Un employeur condamné à une amende pour avoir délibérément discriminé

24 Février 2021
Domaine d'action: Emploi
Critère de discrimination: RacismeÂgeAutres critères

Vous avez un nom à consonance étrangère et vous postulez à un emploi dans une entreprise qui organise le transport de patients. Mais l'entreprise précise que "les étranger·ère·s, les personnes sans expérience et les femmes avec de jeunes enfants" ne sont pas les bienvenu·e·s. 

Il est interdit de discriminer une personne lors du recrutement parce qu'elle porte un nom étranger. Unia était partie civile dans le procès engagé par un demandeur d’emploi originaire d'Europe de l'Est qui s’estimait discriminé par une société d'ambulances basée à Gand. Le tribunal correctionnel a donné raison au requérant et a condamné la société et sa gérante à une amende effective de 4 000 euros.  

"L’employeur s'est rendu coupable de discrimination dans le recrutement du personnel en excluant de manière systématique et partiale les personnes d'origine étrangère du processus de sélection", a déclaré le tribunal. "La diversité sur le lieu de travail est cruciale dans une société démocratique. Cela ne peut se faire que dans le cadre d'une procédure de recrutement correcte qui porte sur les compétences et ne repose pas sur des stéréotypes, le racisme et l'exclusion de certaines personnes ou groupes de personnes. Le comportement de l’employeur fait montre d’une attitude antisociale et qui ne peut être tolérée.” 

Une jurisprudence importante  

"Nous avons estimé qu'il était très important de nous constituer partie civile dans ce dossier", explique Patrick Charlier, directeur d'Unia. "Sur base de la loi antiracisme (1981), il n'existe qu'une seule condamnation pénale d'un employeur ayant délibérément pratiqué une discrimination fondée sur l'origine. Nous voulions faire passer à la société le message que la discrimination fondée sur l'origine dans les relations de travail est non seulement interdite par la loi, mais qu'elle peut aussi être punie lorsqu'elle est faite intentionnellement. La décision du tribunal est un signal qui ne peut être mal compris".  

Que s’est-il  passé ?  

Le 4 décembre 2019, M. V. avait envoyé son CV via le site web du VDAB à la société d'ambulances, qui était à la recherche un chauffeur pour son transport par ambulances. Le candidat avait la nationalité belge mais son nom de famille et son lieu de naissance, mentionnés dans le CV, indiquaient qu'il était d'origine est-européenne. La gérante pensait répondre à un employé du VDAB, mais en fait, sa réaction a atterri chez le postulant : "Étranger, 22 ans, pas d'expérience, donc inutile de m'envoyer ça. Pas d’étrangers, pas de personnes sans expérience et pas de femmes avec de jeunes enfants, cela se soldera par un refus dès le départ". 

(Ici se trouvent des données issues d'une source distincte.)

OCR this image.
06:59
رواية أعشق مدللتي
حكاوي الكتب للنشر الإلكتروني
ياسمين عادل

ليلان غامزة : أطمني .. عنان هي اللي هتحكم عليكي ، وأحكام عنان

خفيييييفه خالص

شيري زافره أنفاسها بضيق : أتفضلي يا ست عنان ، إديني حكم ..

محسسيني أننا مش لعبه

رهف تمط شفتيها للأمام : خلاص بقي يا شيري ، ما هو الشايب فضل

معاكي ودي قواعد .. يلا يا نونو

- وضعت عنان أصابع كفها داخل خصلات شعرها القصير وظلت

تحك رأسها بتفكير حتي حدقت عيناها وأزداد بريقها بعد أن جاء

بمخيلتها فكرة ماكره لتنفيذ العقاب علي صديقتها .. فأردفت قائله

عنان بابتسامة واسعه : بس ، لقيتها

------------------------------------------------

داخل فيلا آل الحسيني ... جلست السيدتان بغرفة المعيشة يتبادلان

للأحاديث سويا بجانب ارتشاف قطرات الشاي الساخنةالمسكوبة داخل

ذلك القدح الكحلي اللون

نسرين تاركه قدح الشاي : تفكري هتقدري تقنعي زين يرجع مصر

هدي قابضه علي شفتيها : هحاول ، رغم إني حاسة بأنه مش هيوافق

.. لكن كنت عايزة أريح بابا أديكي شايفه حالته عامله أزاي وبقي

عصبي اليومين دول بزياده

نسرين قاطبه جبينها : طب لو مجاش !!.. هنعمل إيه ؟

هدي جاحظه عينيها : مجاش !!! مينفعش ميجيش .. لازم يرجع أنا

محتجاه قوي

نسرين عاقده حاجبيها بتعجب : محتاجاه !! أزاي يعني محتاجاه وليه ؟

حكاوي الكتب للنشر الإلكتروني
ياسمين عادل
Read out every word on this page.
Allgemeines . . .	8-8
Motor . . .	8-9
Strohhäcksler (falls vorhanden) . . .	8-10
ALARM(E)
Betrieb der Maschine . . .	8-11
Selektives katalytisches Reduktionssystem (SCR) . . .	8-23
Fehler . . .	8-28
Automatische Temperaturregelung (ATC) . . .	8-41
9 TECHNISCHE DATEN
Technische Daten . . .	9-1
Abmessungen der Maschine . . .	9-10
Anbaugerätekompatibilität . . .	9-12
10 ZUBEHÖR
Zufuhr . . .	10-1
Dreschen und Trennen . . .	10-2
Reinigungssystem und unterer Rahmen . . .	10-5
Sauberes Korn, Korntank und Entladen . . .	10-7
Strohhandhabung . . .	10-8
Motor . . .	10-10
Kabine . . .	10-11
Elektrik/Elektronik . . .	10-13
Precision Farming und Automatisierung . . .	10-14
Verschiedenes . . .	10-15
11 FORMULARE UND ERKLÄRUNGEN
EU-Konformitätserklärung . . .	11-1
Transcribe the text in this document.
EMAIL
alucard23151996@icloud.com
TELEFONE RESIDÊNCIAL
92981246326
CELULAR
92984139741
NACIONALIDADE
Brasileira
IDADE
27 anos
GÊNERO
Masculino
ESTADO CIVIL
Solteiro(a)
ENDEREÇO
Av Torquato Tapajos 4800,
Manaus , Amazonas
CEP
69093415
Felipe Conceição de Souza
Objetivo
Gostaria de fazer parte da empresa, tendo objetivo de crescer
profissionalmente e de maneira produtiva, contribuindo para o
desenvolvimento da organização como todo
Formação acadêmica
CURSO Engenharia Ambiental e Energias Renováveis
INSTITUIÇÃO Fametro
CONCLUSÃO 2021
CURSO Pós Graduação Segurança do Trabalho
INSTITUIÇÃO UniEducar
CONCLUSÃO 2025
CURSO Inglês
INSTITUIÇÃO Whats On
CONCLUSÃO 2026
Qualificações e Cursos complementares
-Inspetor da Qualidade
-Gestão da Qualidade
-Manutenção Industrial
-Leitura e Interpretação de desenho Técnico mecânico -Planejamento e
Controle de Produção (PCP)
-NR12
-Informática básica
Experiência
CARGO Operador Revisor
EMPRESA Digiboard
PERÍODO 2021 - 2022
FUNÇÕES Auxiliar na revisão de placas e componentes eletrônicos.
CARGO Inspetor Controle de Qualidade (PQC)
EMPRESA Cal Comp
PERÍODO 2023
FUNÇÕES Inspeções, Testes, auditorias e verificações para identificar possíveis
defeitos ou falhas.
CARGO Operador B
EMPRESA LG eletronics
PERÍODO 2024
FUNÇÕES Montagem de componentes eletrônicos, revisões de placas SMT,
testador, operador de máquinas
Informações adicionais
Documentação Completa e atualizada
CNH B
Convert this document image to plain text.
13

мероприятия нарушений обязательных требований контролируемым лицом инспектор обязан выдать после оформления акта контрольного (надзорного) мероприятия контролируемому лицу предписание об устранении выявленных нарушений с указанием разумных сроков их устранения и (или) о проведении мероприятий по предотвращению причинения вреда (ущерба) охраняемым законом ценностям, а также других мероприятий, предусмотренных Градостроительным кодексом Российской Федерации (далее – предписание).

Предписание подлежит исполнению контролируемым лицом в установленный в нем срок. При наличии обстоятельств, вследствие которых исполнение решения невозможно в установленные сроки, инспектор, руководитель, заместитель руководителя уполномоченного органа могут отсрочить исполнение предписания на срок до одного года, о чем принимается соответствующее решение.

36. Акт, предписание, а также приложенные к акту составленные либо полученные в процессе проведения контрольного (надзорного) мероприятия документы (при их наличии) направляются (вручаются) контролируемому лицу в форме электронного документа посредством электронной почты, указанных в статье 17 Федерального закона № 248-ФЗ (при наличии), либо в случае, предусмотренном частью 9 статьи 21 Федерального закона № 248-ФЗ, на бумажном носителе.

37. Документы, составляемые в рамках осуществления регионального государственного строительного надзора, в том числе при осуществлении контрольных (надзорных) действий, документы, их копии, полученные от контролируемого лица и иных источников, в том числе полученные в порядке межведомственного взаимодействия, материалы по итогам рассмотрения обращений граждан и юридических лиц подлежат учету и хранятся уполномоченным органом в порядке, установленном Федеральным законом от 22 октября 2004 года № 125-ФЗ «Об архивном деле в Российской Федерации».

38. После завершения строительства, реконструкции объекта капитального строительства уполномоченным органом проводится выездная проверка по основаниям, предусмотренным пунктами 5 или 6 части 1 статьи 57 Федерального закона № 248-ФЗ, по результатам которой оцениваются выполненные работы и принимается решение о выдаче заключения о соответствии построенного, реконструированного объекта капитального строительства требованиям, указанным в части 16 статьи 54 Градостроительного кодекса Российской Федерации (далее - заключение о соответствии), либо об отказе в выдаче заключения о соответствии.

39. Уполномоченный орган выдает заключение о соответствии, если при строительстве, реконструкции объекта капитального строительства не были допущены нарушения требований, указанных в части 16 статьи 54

Monsieur V. avait de l'expérience : il avait suivi une formation en technique automobile et avait travaillé pendant plusieurs années comme mécanicien et coursier. Entre-temps, il a travaillé comme chauffeur pour une entreprise de transport. Lorsqu'il a postulé à la société d'ambulances, plusieurs offres d'emploi étaient disponibles, également pour des chauffeurs sans expérience et qui seraient formés en interne.   

Unia va à présent assister la personne lésée et son syndicat (l’ABVV de Flandre orientale) afin d'obtenir une indemnisation dans le cadre d'une procédure civile devant le tribunal du travail (en principe 6 mois de salaire brut). 

Unia a informé l'Institut pour l'égalité des femmes et des hommes du fait que la gérante a également indiqué qu'elle refusait les candidatures des "femmes ayant de jeunes enfants". L'Institut a introduit une action en cessation pour mettre fin à la discrimination fondée sur le sexe et la maternité. Cette affaire est en cours.